Deep on the ocean floor, millions of years ago, the plates of the Earth were shifting, the Earth was changing. When this happened, cracks formed in the crust and in the oceans, cold water rushed into these cracks. The water traveled deeper and deeper, eventually finding the hot core of the Earth. Now, as everyone knows, when things get hot, they expand. The water then rushed out of the cracks in a plume of black smoke, thus creating a "Hydrothermal Vent."

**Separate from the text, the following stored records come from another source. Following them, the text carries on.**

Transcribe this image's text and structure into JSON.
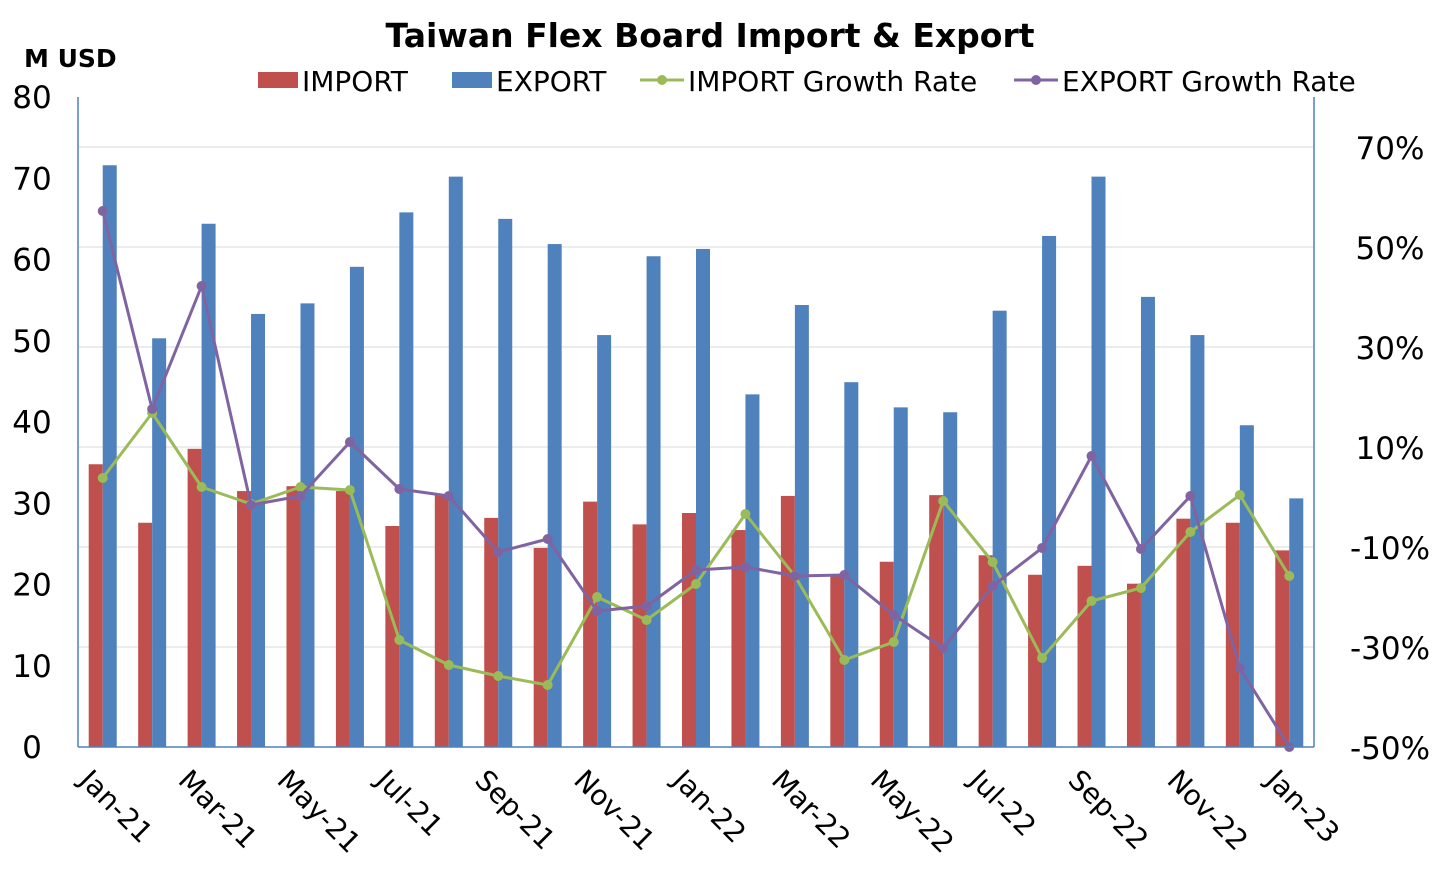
{
  "chart_data": {
    "type": "bar",
    "title": "Taiwan Flex Board Import & Export",
    "ylabel": "M USD",
    "ylim": [
      0,
      80
    ],
    "y_ticks": [
      0,
      10,
      20,
      30,
      40,
      50,
      60,
      70,
      80
    ],
    "y2lim": [
      -50,
      80
    ],
    "y2_ticks": [
      "-50%",
      "-30%",
      "-10%",
      "10%",
      "30%",
      "50%",
      "70%"
    ],
    "y2_tick_values": [
      -50,
      -30,
      -10,
      10,
      30,
      50,
      70
    ],
    "legend_position": "top",
    "grid": true,
    "categories": [
      "Jan-21",
      "Feb-21",
      "Mar-21",
      "Apr-21",
      "May-21",
      "Jun-21",
      "Jul-21",
      "Aug-21",
      "Sep-21",
      "Oct-21",
      "Nov-21",
      "Dec-21",
      "Jan-22",
      "Feb-22",
      "Mar-22",
      "Apr-22",
      "May-22",
      "Jun-22",
      "Jul-22",
      "Aug-22",
      "Sep-22",
      "Oct-22",
      "Nov-22",
      "Dec-22",
      "Jan-23"
    ],
    "x_tick_labels": [
      "Jan-21",
      "Mar-21",
      "May-21",
      "Jul-21",
      "Sep-21",
      "Nov-21",
      "Jan-22",
      "Mar-22",
      "May-22",
      "Jul-22",
      "Sep-22",
      "Nov-22",
      "Jan-23"
    ],
    "series": [
      {
        "name": "IMPORT",
        "type": "bar",
        "axis": "left",
        "color": "#c0504d",
        "values": [
          34.8,
          27.6,
          36.7,
          31.5,
          32.1,
          31.5,
          27.2,
          31.0,
          28.2,
          24.5,
          30.2,
          27.4,
          28.8,
          26.7,
          30.9,
          21.0,
          22.8,
          31.0,
          23.6,
          21.2,
          22.3,
          20.1,
          28.1,
          27.6,
          24.2
        ]
      },
      {
        "name": "EXPORT",
        "type": "bar",
        "axis": "left",
        "color": "#4f81bd",
        "values": [
          71.6,
          50.3,
          64.4,
          53.3,
          54.6,
          59.1,
          65.8,
          70.2,
          65.0,
          61.9,
          50.7,
          60.4,
          61.3,
          43.4,
          54.4,
          44.9,
          41.8,
          41.2,
          53.7,
          62.9,
          70.2,
          55.4,
          50.7,
          39.6,
          30.6
        ]
      },
      {
        "name": "IMPORT Growth Rate",
        "type": "line",
        "axis": "right",
        "color": "#9bbb59",
        "values": [
          3.8,
          16.8,
          2.0,
          -1.4,
          2.0,
          1.4,
          -28.6,
          -33.6,
          -35.8,
          -37.6,
          -20.0,
          -24.6,
          -17.4,
          -3.4,
          -15.8,
          -32.6,
          -29.0,
          -0.8,
          -13.0,
          -32.2,
          -20.8,
          -18.2,
          -7.0,
          0.4,
          -15.8
        ]
      },
      {
        "name": "EXPORT Growth Rate",
        "type": "line",
        "axis": "right",
        "color": "#8064a2",
        "values": [
          57.2,
          17.6,
          42.2,
          -1.6,
          0.2,
          11.0,
          1.6,
          0.2,
          -11.0,
          -8.4,
          -22.8,
          -21.8,
          -14.6,
          -14.0,
          -15.8,
          -15.6,
          -23.6,
          -30.2,
          -17.8,
          -10.2,
          8.2,
          -10.4,
          0.2,
          -34.2,
          -50.0
        ]
      }
    ]
  }
}
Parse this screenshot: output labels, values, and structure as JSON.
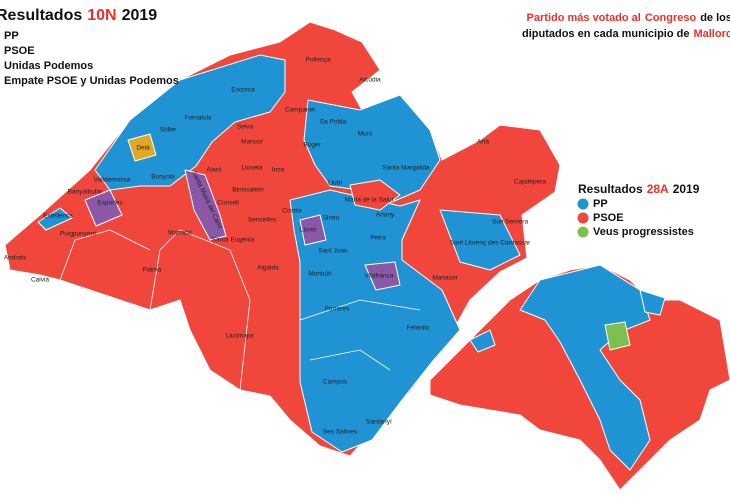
{
  "legend_10n": {
    "title": [
      "Resultados",
      "10N",
      "2019"
    ],
    "items": [
      {
        "label": "PP",
        "color": "#1f93d3"
      },
      {
        "label": "PSOE",
        "color": "#f0463c"
      },
      {
        "label": "Unidas Podemos",
        "color": "#8a58a6"
      },
      {
        "label": "Empate PSOE y Unidas Podemos",
        "color": "#e1a825"
      }
    ]
  },
  "heading": {
    "line1": [
      "Partido más votado al",
      "Congreso",
      "de los"
    ],
    "line2": [
      "diputados en cada municipio de",
      "Mallorca"
    ]
  },
  "legend_28a": {
    "title": [
      "Resultados",
      "28A",
      "2019"
    ],
    "items": [
      {
        "label": "PP",
        "color": "#1f93d3"
      },
      {
        "label": "PSOE",
        "color": "#f0463c"
      },
      {
        "label": "Veus progressistes",
        "color": "#7cc04f"
      }
    ]
  },
  "municipalities": [
    "Pollença",
    "Alcúdia",
    "Escorca",
    "Fornalutx",
    "Sóller",
    "Deià",
    "Selva",
    "Mancor",
    "Campanet",
    "Sa Pobla",
    "Muro",
    "Búger",
    "Bunyola",
    "Valldemossa",
    "Alaró",
    "Lloseta",
    "Inca",
    "Binissalem",
    "Consell",
    "Santa Maria del Camí",
    "Sencelles",
    "Banyalbufar",
    "Esporles",
    "Estellencs",
    "Puigpunyent",
    "Santa Eugènia",
    "Marratxí",
    "Andratx",
    "Calvià",
    "Palma",
    "Algaida",
    "Llucmajor",
    "Costitx",
    "Sineu",
    "Llubí",
    "Maria de la Salut",
    "Santa Margalida",
    "Ariany",
    "Petra",
    "Lloret",
    "Sant Joan",
    "Montuïri",
    "Vilafranca",
    "Manacor",
    "Artà",
    "Capdepera",
    "Son Servera",
    "Sant Llorenç des Cardassar",
    "Porreres",
    "Felanitx",
    "Campos",
    "Santanyí",
    "Ses Salines"
  ]
}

A Hydrothermal Vent is equatable to a geyser, only found underwater. Most smokers are found at great depths ranging from 700 meters to 3650 meters below sea level. The sea life at these depths have been found to be 10,000 to 100,000 times more dense than that of sea level creatures. Eruptions of lava on the sea floor as it widens appear to form deep cracks into which salt water flows. These crack in some cases run more than a mile into the earths crust. These cracks evolve into a series of passageways along which hot, mineral-rich salt water flows towards the surface. The theory is that sea water enters in one place then makes its way down the crack finally hitting the molten rock then heating tremendously in turn then boiling back to the surface of the crack. The water in these crack is alomost instantly super heated to temperatures of 350° C. As this super heated water rushes up to the surface is mixes with the cold bottom of the ocean water which is 2° C the once disolved minerals condense and dump creating the chimney like smoke stacks. Black smokers are named for the soot like apperarance of the minerals that they spew forth out of the billowing chimneys that they create

To date the largest black smoker found is located in 3650 meters of water on the eastern side of the Mid-Atlantic ridge, a few thousand miles directly east of Miami Florida. 160 ft high and 600 ft in diameter

Scientists now believe that these black smokers acount for 34% of the heat input of the global oceans and about 25% of the the globes total heat input. It is also thought that because of the massive dumps of minerals from these smokers they are what regulates the elemental composition of the sea water.

The chemicals that spew out of the vents include chlorine, sodium, magnesium, sulfur, calcium, potassium, bromine, iron, and carbon.